How Teen Court Works
- Defendants must be between the ages of 10 and 17.
- Defendants must have no prior record. Upon being charged with a first time offense they will be referred to Teen Court by the Department of Juvenile Justice, the Assistant State Attorney or the Juvenile Court Judge.
- The defendants must admit their guilt and agree to be sentenced by a jury of his or hers peers.
- The defendant and a parent or guardian must sign a "Waiver of Speedy Trial".
- The parent or guardian must participate in a Teen Court intake.
- The defendant must agree not to commit another delinquent act while enrolled in the program. A second charge will result in expulsion from Teen Court.

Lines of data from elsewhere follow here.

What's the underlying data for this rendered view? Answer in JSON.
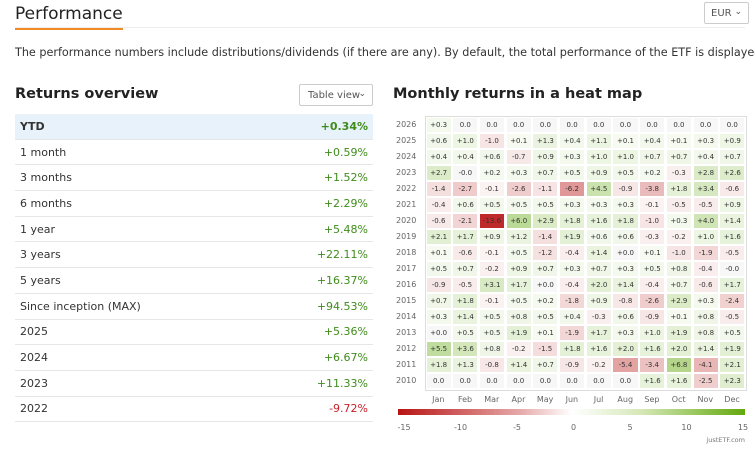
{
  "header": {
    "title": "Performance",
    "currency": "EUR"
  },
  "description": "The performance numbers include distributions/dividends (if there are any). By default, the total performance of the ETF is displayed.",
  "returns": {
    "title": "Returns overview",
    "view": "Table view",
    "rows": [
      {
        "label": "YTD",
        "value": "+0.34%"
      },
      {
        "label": "1 month",
        "value": "+0.59%"
      },
      {
        "label": "3 months",
        "value": "+1.52%"
      },
      {
        "label": "6 months",
        "value": "+2.29%"
      },
      {
        "label": "1 year",
        "value": "+5.48%"
      },
      {
        "label": "3 years",
        "value": "+22.11%"
      },
      {
        "label": "5 years",
        "value": "+16.37%"
      },
      {
        "label": "Since inception (MAX)",
        "value": "+94.53%"
      },
      {
        "label": "2025",
        "value": "+5.36%"
      },
      {
        "label": "2024",
        "value": "+6.67%"
      },
      {
        "label": "2023",
        "value": "+11.33%"
      },
      {
        "label": "2022",
        "value": "-9.72%"
      }
    ]
  },
  "heatmap": {
    "title": "Monthly returns in a heat map",
    "months": [
      "Jan",
      "Feb",
      "Mar",
      "Apr",
      "May",
      "Jun",
      "Jul",
      "Aug",
      "Sep",
      "Oct",
      "Nov",
      "Dec"
    ],
    "years": [
      {
        "year": "2026",
        "values": [
          "+0.3",
          "0.0",
          "0.0",
          "0.0",
          "0.0",
          "0.0",
          "0.0",
          "0.0",
          "0.0",
          "0.0",
          "0.0",
          "0.0"
        ]
      },
      {
        "year": "2025",
        "values": [
          "+0.6",
          "+1.0",
          "-1.0",
          "+0.1",
          "+1.3",
          "+0.4",
          "+1.1",
          "+0.1",
          "+0.4",
          "+0.1",
          "+0.3",
          "+0.9"
        ]
      },
      {
        "year": "2024",
        "values": [
          "+0.4",
          "+0.4",
          "+0.6",
          "-0.7",
          "+0.9",
          "+0.3",
          "+1.0",
          "+1.0",
          "+0.7",
          "+0.7",
          "+0.4",
          "+0.7"
        ]
      },
      {
        "year": "2023",
        "values": [
          "+2.7",
          "-0.0",
          "+0.2",
          "+0.3",
          "+0.7",
          "+0.5",
          "+0.9",
          "+0.5",
          "+0.2",
          "-0.3",
          "+2.8",
          "+2.6"
        ]
      },
      {
        "year": "2022",
        "values": [
          "-1.4",
          "-2.7",
          "-0.1",
          "-2.6",
          "-1.1",
          "-6.2",
          "+4.5",
          "-0.9",
          "-3.8",
          "+1.8",
          "+3.4",
          "-0.6"
        ]
      },
      {
        "year": "2021",
        "values": [
          "-0.4",
          "+0.6",
          "+0.5",
          "+0.5",
          "+0.5",
          "+0.3",
          "+0.3",
          "+0.3",
          "-0.1",
          "-0.5",
          "-0.5",
          "+0.9"
        ]
      },
      {
        "year": "2020",
        "values": [
          "-0.6",
          "-2.1",
          "-13.6",
          "+6.0",
          "+2.9",
          "+1.8",
          "+1.6",
          "+1.8",
          "-1.0",
          "+0.3",
          "+4.0",
          "+1.4"
        ]
      },
      {
        "year": "2019",
        "values": [
          "+2.1",
          "+1.7",
          "+0.9",
          "+1.2",
          "-1.4",
          "+1.9",
          "+0.6",
          "+0.6",
          "-0.3",
          "-0.2",
          "+1.0",
          "+1.6"
        ]
      },
      {
        "year": "2018",
        "values": [
          "+0.1",
          "-0.6",
          "-0.1",
          "+0.5",
          "-1.2",
          "-0.4",
          "+1.4",
          "+0.0",
          "+0.1",
          "-1.0",
          "-1.9",
          "-0.5"
        ]
      },
      {
        "year": "2017",
        "values": [
          "+0.5",
          "+0.7",
          "-0.2",
          "+0.9",
          "+0.7",
          "+0.3",
          "+0.7",
          "+0.3",
          "+0.5",
          "+0.8",
          "-0.4",
          "-0.0"
        ]
      },
      {
        "year": "2016",
        "values": [
          "-0.9",
          "-0.5",
          "+3.1",
          "+1.7",
          "+0.0",
          "-0.4",
          "+2.0",
          "+1.4",
          "-0.4",
          "+0.7",
          "-0.6",
          "+1.7"
        ]
      },
      {
        "year": "2015",
        "values": [
          "+0.7",
          "+1.8",
          "-0.1",
          "+0.5",
          "+0.2",
          "-1.8",
          "+0.9",
          "-0.8",
          "-2.6",
          "+2.9",
          "+0.3",
          "-2.4"
        ]
      },
      {
        "year": "2014",
        "values": [
          "+0.3",
          "+1.4",
          "+0.5",
          "+0.8",
          "+0.5",
          "+0.4",
          "-0.3",
          "+0.6",
          "-0.9",
          "+0.1",
          "+0.8",
          "-0.5"
        ]
      },
      {
        "year": "2013",
        "values": [
          "+0.0",
          "+0.5",
          "+0.5",
          "+1.9",
          "+0.1",
          "-1.9",
          "+1.7",
          "+0.3",
          "+1.0",
          "+1.9",
          "+0.8",
          "+0.5"
        ]
      },
      {
        "year": "2012",
        "values": [
          "+5.5",
          "+3.6",
          "+0.8",
          "-0.2",
          "-1.5",
          "+1.8",
          "+1.6",
          "+2.0",
          "+1.6",
          "+2.0",
          "+1.4",
          "+1.9"
        ]
      },
      {
        "year": "2011",
        "values": [
          "+1.8",
          "+1.3",
          "-0.8",
          "+1.4",
          "+0.7",
          "-0.9",
          "-0.2",
          "-5.4",
          "-3.4",
          "+6.8",
          "-4.1",
          "+2.1"
        ]
      },
      {
        "year": "2010",
        "values": [
          "0.0",
          "0.0",
          "0.0",
          "0.0",
          "0.0",
          "0.0",
          "0.0",
          "0.0",
          "+1.6",
          "+1.6",
          "-2.5",
          "+2.3"
        ]
      }
    ],
    "scale_ticks": [
      "-15",
      "-10",
      "-5",
      "0",
      "5",
      "10",
      "15"
    ],
    "scale_range": [
      -15,
      15
    ],
    "colors": {
      "negative": "#b81414",
      "positive": "#62a80c"
    },
    "credit": "justETF.com"
  }
}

- The defendant must appear for a sentencing hearing with a parent or guardian and sign a contract with Teen Court agreeing to perform the sanctions by a certain due date.
- Student Volunteers serve as defense and prosecution attorneys. They are assigned a case at 5:00 pm on the dates Teen Court is scheduled. They prepare their cases from 5:00 pm to 6:00 pm. Police reports, witness statements and information from the Teen Court Intake are provided. Defense Attorneys also meet with the defendants during this hour.
- At 6:00 pm promptly a judge will take the bench and preside over the proceedings. Circuit Judges, County Court Judges and Attorneys serve as Teen Court Judges.
All present will be administered the "Oath of Confidentiality" by the student volunteer bailiff and the case is then presented by the student volunteer Attorneys. The jury consists of other teens who volunteer as jurors and other defendants who are serving jury duty.